Hydrogen fuel is trendy. Governments love describing the “hydrogen highways” of the future, when hydrogen vehicles of all sorts will be able to fill up and drive around emission-less.
The Suzuki is, as you would expect, a sleek motorcycle and everyone was very excited, not least because its fuel cell is from a Leicestershire company, Intelligent Energy. Why then, did I find myself feeling like the child in Hans Christian Andersen’s The Emperor’s New Clothes?

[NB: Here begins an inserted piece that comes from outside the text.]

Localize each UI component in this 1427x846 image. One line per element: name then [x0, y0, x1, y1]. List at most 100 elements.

Four drawbacks occurred to me. First, you can’t buy it. Second, there are currently no hydrogen filling stations in all London. Third, only five or six stations are expected in the foreseeable future. And lastly, what’s touted as a benefit – that you can refuel in “less than five minutes” – seems to me a massive obstacle. Five minutes? What about when there’s a line of cars and vans at a rare filling station? You’ll be there for hours.

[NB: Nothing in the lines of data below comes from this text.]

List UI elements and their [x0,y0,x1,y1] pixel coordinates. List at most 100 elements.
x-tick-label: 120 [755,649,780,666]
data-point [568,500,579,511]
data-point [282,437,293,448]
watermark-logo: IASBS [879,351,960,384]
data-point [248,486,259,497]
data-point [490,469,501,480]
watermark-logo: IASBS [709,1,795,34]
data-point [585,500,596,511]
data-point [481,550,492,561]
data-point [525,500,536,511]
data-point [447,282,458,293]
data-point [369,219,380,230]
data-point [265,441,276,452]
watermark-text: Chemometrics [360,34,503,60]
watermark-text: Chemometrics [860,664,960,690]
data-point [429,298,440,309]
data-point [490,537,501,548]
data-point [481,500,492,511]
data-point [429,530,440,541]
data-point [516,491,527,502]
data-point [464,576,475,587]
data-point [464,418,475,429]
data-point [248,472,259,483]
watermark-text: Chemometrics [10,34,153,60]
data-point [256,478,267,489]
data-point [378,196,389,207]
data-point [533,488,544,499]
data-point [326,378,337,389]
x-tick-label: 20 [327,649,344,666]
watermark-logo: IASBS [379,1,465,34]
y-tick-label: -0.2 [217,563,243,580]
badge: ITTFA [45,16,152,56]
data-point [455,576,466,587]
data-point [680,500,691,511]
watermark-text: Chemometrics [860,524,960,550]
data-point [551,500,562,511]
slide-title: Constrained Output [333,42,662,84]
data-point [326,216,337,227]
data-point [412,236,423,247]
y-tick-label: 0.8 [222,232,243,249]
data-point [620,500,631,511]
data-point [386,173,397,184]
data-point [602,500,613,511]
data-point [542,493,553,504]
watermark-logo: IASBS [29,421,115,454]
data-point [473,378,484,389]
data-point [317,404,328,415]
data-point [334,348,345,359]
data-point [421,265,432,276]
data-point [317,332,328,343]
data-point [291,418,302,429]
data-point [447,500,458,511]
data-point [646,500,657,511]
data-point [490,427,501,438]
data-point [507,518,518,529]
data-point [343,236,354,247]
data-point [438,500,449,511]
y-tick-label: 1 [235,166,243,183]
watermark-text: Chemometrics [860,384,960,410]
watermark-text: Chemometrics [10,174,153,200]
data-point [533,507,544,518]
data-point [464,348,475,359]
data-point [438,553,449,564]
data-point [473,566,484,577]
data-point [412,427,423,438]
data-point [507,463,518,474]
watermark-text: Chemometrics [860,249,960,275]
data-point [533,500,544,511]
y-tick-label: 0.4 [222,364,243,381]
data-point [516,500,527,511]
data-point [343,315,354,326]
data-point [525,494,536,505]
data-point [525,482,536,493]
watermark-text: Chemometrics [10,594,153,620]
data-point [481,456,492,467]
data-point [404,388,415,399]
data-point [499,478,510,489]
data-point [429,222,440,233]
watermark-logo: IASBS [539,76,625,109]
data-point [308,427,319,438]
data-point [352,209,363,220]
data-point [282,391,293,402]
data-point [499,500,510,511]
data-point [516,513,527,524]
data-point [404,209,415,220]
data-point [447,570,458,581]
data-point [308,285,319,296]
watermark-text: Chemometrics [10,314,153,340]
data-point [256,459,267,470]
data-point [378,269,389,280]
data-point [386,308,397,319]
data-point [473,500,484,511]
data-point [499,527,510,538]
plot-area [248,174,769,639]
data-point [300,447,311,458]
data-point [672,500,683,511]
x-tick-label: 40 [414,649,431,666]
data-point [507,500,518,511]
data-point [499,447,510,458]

The thing is, I know about electric scooters. I consulted in 2008 on the UK launch of the first mass-market Chinese model. In China, some 100m of these Vespa-like machines, powered by ordinary car batteries, whirr about. They are dead cheap; the one I was involved with retailed here (and still does sporadically) at under £1,000, and offers free, green motoring – plug in overnight to charge, no tax, no parking charge, no maintenance. The problem was the charging bit. It was just too much trouble. What the public wanted was a scooter where you could slip the battery out and recharge it at home or in the office while you’re doing other things. And the lithium technology for that wasn’t available.

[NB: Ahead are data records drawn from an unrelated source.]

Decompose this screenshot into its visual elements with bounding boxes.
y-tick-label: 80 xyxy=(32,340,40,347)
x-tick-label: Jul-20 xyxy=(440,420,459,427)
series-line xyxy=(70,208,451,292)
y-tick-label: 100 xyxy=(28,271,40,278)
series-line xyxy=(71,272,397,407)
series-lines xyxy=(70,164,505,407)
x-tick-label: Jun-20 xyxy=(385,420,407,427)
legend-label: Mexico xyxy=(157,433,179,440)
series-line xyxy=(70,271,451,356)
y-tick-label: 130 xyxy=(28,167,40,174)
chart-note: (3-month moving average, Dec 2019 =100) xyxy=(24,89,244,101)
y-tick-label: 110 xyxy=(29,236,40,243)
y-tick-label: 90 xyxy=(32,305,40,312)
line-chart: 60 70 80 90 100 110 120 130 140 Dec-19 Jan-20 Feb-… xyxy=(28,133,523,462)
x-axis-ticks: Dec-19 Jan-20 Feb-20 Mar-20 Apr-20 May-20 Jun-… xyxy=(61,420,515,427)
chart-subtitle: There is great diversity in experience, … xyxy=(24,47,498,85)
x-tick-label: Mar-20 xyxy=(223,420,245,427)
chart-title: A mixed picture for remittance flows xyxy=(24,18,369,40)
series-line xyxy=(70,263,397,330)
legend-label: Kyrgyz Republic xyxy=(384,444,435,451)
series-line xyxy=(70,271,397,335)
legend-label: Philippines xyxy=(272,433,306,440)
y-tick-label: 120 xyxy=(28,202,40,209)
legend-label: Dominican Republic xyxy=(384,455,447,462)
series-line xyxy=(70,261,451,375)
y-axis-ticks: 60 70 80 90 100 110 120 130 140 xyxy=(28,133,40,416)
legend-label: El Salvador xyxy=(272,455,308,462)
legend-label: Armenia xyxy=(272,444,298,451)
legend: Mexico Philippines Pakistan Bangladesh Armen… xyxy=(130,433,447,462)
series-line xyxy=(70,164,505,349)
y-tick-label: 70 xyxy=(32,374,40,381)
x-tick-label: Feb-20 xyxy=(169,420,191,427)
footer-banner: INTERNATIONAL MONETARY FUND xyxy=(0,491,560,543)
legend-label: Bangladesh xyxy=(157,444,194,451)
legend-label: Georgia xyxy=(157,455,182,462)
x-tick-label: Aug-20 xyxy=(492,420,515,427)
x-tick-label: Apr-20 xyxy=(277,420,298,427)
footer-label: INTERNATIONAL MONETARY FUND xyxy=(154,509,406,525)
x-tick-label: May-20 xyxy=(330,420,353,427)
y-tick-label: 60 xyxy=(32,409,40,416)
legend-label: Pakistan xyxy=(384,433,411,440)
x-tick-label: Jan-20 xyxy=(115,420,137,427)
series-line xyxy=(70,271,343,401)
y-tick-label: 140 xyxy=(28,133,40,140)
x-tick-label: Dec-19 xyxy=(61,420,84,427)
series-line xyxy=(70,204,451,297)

Enter James South, a professional poker player who has spent several years and much sweat developing the Econogo Yogo, the first detachable lithium-battery-powered electric scooter. Even though it has no reassuring Japanese brand name and no interest from government so far, I propose this is the future. It’s well made and finished, drives smoothly and silently, looks beautiful and with two batteries (you can opt for just one) delivers around 45 miles’ driving at up to 27mph in one version, 38mph in the other. The batteries are 11kg each but the average commuter will normally only need to lug one indoors at a time for a two-hour charge. The company, which is selling online only, can also customise your Yogo in a variety of ways.
I’m incredibly excited about the Yogo. I really hope, for their sake and the environment’s, that people get behind South’s dogged pursuit of a sustainable commuter scooter that you can actually buy.